Gothic - Darker Stories (Hrsg. Boris Koch)

Beltz und Gelberg (Februar 2010)
Taschenbuch, 272 Seiten, 8,95 EUR
ISBN: 978-3-407-74205-6

Genre: düstere Phantastik-Anthologie


Zum Inhalt

Es wird immer wieder Nacht:
Darker Stories - noch düsterer, romantischer und schwärzer ...
Sehnsüchtiges Verlangen nach Unsterblichkeit, bedrohliche Schemen in der Nacht, blankes Entsetzen in verlassenen Gemäuern ...

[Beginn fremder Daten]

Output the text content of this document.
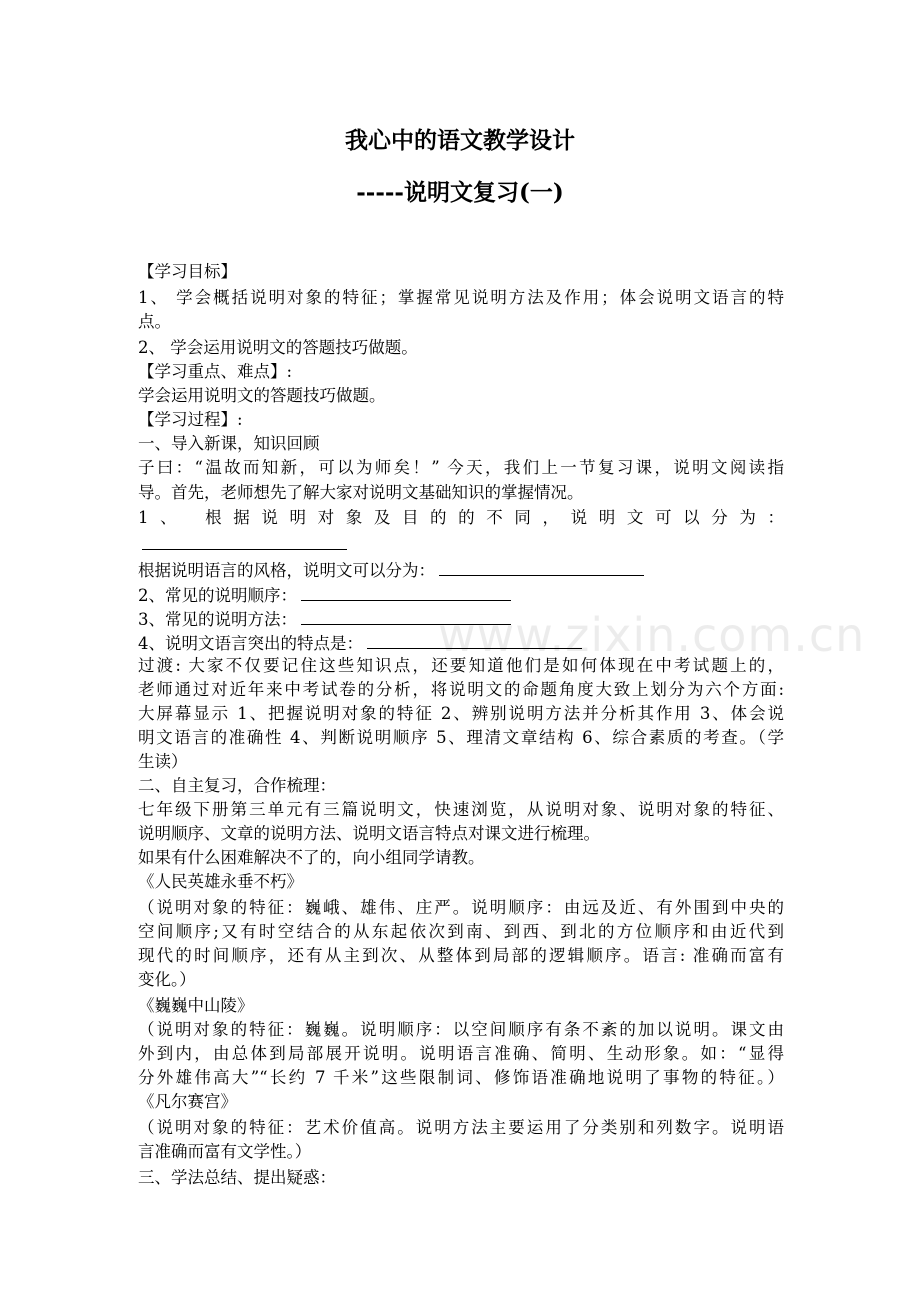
我心中的语文教学设计
-----说明文复习(一)
www.zixin.com.cn
【学习目标】
1、 学会概括说明对象的特征；掌握常见说明方法及作用；体会说明文语言的特
点。
2、 学会运用说明文的答题技巧做题。
【学习重点、难点】:
学会运用说明文的答题技巧做题。
【学习过程】:
一、导入新课，知识回顾
子曰：“温故而知新，可以为师矣！” 今天，我们上一节复习课，说明文阅读指
导。首先，老师想先了解大家对说明文基础知识的掌握情况。
1、 根据说明对象及目的的不同，说明文可以分为：
根据说明语言的风格，说明文可以分为：
2、常见的说明顺序：
3、常见的说明方法：
4、说明文语言突出的特点是：
过渡: 大家不仅要记住这些知识点，还要知道他们是如何体现在中考试题上的，
老师通过对近年来中考试卷的分析，将说明文的命题角度大致上划分为六个方面:
大屏幕显示 1、把握说明对象的特征 2、辨别说明方法并分析其作用 3、体会说
明文语言的准确性 4、判断说明顺序 5、理清文章结构 6、综合素质的考查。（学
生读）
二、自主复习，合作梳理：
七年级下册第三单元有三篇说明文，快速浏览，从说明对象、说明对象的特征、
说明顺序、文章的说明方法、说明文语言特点对课文进行梳理。
如果有什么困难解决不了的，向小组同学请教。
《人民英雄永垂不朽》
（说明对象的特征：巍峨、雄伟、庄严。说明顺序：由远及近、有外围到中央的
空间顺序;又有时空结合的从东起依次到南、到西、到北的方位顺序和由近代到
现代的时间顺序，还有从主到次、从整体到局部的逻辑顺序。语言: 准确而富有
变化。）
《巍巍中山陵》
（说明对象的特征：巍巍。说明顺序：以空间顺序有条不紊的加以说明。课文由
外到内，由总体到局部展开说明。说明语言准确、简明、生动形象。如：“显得
分外雄伟高大”“长约 7 千米”这些限制词、修饰语准确地说明了事物的特征。）
《凡尔赛宫》
（说明对象的特征：艺术价值高。说明方法主要运用了分类别和列数字。说明语
言准确而富有文学性。）
三、学法总结、提出疑惑：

Nach dem großen Erfolg des ersten Bandes jetzt 20 neue wohlig-düstere Gothic-Stories, um schaurige Kreaturen der Finsternis, tödliche Liebe, Geistererscheinungen, mysteriöse Rituale oder die Angst vor der Dunkelheit: Markus Heitz, Jörg Kleudgen, Maike Hallmann, Christian von Aster, Christoph Hardebusch, Sylvia Ebert sowie 14 weitere namhafte Autoren aus der Gothic- und Fantasy-Szene beschreiten aufs Neue den Weg in die Dunkelheit.


Rezension

Wie schon „Gothic – Dark Stories“ ist auch diese Anthologie auf ein eher jüngeres Publikum ausgerichtet und widmet sich neben den düsteren Seiten der Phantastik vor allem auch Problemen junger Menschen. Dabei glänzen die „Darker Stories“ abermals mit Vielseitigkeit. Die Themen der einzelnen Geschichten variieren so stark, dass eigentlich keine Langeweile aufkommen sollte. Doch gerade wegen dieser Variation wird nicht jedem Leser alles gefallen, was man dem Herausgeber bei einer Anthologie mit zwanzig Titeln keinesfalls zum Vorwurf machen kann. Eher wird sich hier für jeden Geschmack etwas finden, sei es die Vorliebe für Geistergeschichten oder dunkelgeschminkte Protagonistinnen. Auch eher ungewöhnlichen Wesen wir Krokodilmädchen haben hier ihren nicht ganz ekelfreien Auftritt, genauso wie die „Nasty Sirens“, die einen jungen Griechen bis nach Amerika verfolgen. Christoph Hardebusch erzählt eine Piratengeschichte, in der ein junges Mädchen zur Heldin wird und bei Malte S. Semptens „The Gothic Experience“ endet ziemlich böse. Zwanzig Geschichten sind etwas viel, um sie hier zu diskutieren, daher nur eine kleine Auswahl, was diese Anthologie zu bieten hat:

Gleich die erste Geschichte – „Gothic Lolita“ von Melanie Stumm – gehört zu jenen, die auch nach Lektüre der kompletten Anthologie sehr präsent im Kopf des Lesers bleiben. Das japanische Setting hebt sie von den anderen Stories ab, hinzu kommt eine zarte und verzweifelte Romantik, die sich in blutigen Tränen spiegelt. Die Auflösung dieser Geschichte ist eine gelungene Überraschung, die nochmals ein gänzlich anderes Licht auf das Geschehen wirft.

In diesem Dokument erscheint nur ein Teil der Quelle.